Consequently, when I attempt to evaluate

s.scope(2)
I get
ERROR:
scope works only with internal server
nil

evaluating
Server.internal.boot;
merely results in run time overflow and a substantial error dump.

Similarly, the following information on recording sound seemed to make no
sense in terms of what is actually displayed on the screen.
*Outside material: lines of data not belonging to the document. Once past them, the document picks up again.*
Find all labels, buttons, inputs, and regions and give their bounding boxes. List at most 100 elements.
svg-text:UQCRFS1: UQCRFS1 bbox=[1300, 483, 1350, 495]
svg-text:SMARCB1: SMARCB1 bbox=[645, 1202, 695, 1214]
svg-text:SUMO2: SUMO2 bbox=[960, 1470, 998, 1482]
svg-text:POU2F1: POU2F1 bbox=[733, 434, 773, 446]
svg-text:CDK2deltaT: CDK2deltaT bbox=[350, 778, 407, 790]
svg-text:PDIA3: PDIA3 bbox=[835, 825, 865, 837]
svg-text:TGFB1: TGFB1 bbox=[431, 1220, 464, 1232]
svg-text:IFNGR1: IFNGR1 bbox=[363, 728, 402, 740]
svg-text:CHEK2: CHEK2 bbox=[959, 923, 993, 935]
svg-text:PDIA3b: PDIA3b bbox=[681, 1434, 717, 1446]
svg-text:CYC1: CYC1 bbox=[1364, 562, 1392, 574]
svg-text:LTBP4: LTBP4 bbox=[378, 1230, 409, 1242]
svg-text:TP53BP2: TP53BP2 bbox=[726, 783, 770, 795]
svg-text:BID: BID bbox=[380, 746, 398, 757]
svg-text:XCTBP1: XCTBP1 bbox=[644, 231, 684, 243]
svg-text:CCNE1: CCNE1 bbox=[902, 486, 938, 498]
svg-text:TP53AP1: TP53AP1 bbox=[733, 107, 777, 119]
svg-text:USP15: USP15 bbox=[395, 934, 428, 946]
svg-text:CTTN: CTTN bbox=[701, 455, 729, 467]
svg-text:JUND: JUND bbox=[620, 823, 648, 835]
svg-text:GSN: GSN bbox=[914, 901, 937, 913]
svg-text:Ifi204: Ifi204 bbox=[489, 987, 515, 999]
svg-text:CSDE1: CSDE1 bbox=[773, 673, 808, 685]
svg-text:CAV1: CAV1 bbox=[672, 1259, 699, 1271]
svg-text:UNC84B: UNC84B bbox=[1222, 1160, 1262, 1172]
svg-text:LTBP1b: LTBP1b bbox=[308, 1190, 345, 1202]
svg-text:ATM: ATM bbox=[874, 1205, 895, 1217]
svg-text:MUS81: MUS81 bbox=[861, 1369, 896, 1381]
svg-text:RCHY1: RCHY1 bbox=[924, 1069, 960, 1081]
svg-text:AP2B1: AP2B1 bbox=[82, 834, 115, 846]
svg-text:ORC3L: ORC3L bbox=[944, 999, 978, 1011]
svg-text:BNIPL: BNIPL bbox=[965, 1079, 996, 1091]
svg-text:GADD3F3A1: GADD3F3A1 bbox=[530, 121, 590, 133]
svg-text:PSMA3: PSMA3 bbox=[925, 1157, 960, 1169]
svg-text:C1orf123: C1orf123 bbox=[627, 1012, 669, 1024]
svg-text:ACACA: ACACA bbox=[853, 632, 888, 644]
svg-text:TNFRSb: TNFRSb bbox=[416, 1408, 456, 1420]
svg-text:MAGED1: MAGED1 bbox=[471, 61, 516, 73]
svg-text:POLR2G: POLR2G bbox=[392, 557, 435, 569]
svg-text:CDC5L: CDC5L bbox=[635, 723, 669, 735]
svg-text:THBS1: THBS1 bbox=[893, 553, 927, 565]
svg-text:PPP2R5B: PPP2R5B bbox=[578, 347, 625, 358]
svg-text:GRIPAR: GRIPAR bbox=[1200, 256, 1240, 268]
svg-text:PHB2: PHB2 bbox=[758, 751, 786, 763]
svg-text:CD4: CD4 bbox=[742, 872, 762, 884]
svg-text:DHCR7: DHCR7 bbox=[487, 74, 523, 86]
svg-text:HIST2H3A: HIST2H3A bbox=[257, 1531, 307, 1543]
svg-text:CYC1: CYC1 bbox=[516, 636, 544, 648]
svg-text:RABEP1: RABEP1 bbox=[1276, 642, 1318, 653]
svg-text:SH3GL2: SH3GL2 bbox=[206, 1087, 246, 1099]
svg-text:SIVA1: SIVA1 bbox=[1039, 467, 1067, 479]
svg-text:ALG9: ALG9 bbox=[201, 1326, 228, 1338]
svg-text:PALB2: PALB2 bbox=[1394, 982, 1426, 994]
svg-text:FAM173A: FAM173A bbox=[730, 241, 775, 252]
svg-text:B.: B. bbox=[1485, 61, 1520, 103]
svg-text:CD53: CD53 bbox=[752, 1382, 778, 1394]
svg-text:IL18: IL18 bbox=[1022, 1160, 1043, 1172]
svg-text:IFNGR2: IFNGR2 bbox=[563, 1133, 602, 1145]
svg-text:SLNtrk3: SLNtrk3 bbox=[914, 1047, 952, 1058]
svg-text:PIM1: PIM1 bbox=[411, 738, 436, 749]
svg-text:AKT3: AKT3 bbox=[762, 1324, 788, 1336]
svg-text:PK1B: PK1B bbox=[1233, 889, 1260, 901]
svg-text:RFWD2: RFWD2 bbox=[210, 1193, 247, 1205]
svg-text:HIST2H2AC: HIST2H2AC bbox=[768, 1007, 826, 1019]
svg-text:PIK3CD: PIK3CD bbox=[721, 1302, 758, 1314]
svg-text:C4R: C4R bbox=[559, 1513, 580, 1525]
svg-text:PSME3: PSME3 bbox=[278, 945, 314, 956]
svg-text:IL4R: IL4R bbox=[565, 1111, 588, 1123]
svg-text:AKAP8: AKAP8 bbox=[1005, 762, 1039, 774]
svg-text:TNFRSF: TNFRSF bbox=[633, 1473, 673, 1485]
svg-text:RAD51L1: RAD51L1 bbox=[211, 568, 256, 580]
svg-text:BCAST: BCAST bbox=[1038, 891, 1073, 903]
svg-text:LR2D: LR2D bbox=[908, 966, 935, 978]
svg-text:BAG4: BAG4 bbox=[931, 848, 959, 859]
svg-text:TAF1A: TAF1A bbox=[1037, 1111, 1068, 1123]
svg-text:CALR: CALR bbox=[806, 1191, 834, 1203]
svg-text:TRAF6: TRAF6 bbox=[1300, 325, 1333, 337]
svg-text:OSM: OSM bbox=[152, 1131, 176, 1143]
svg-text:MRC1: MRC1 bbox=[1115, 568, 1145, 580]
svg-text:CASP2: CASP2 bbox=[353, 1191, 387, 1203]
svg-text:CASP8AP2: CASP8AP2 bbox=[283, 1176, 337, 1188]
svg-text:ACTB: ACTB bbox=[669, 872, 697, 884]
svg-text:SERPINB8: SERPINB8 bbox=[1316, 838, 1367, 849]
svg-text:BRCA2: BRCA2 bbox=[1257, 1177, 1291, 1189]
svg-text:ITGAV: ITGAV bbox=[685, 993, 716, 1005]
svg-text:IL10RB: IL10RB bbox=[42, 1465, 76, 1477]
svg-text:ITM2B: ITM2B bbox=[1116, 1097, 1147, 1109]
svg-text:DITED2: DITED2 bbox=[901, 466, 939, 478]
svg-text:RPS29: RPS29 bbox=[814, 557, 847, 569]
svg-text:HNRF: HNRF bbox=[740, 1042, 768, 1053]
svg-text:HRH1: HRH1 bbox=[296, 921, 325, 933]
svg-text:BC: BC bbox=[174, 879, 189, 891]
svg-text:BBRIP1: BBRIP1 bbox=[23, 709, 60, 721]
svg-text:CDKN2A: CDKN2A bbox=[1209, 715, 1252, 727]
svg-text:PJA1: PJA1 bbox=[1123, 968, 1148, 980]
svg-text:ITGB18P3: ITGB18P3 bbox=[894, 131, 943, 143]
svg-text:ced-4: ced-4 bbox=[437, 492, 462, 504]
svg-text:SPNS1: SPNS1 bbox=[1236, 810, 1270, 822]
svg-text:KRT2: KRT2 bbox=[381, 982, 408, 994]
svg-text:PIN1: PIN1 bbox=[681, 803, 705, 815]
Having said that, much of the more advanced information on synthesis looks
far more promising. Many of the more complex coding examples do work, and
the main difficulty I have in working out why some of them don't, is that
the error reporting typically states that the error is in a line which is
substantially later than the total number of lines which exist in the code
window.

This, at least, is the case when I run the software under 32 bit Windows XP
Professional (Media Edition). When I downloaded the software separately onto
Windows 2000 (Server), and attempted to run it there, no SuperCollider
window stayed open for more than a fraction of a second.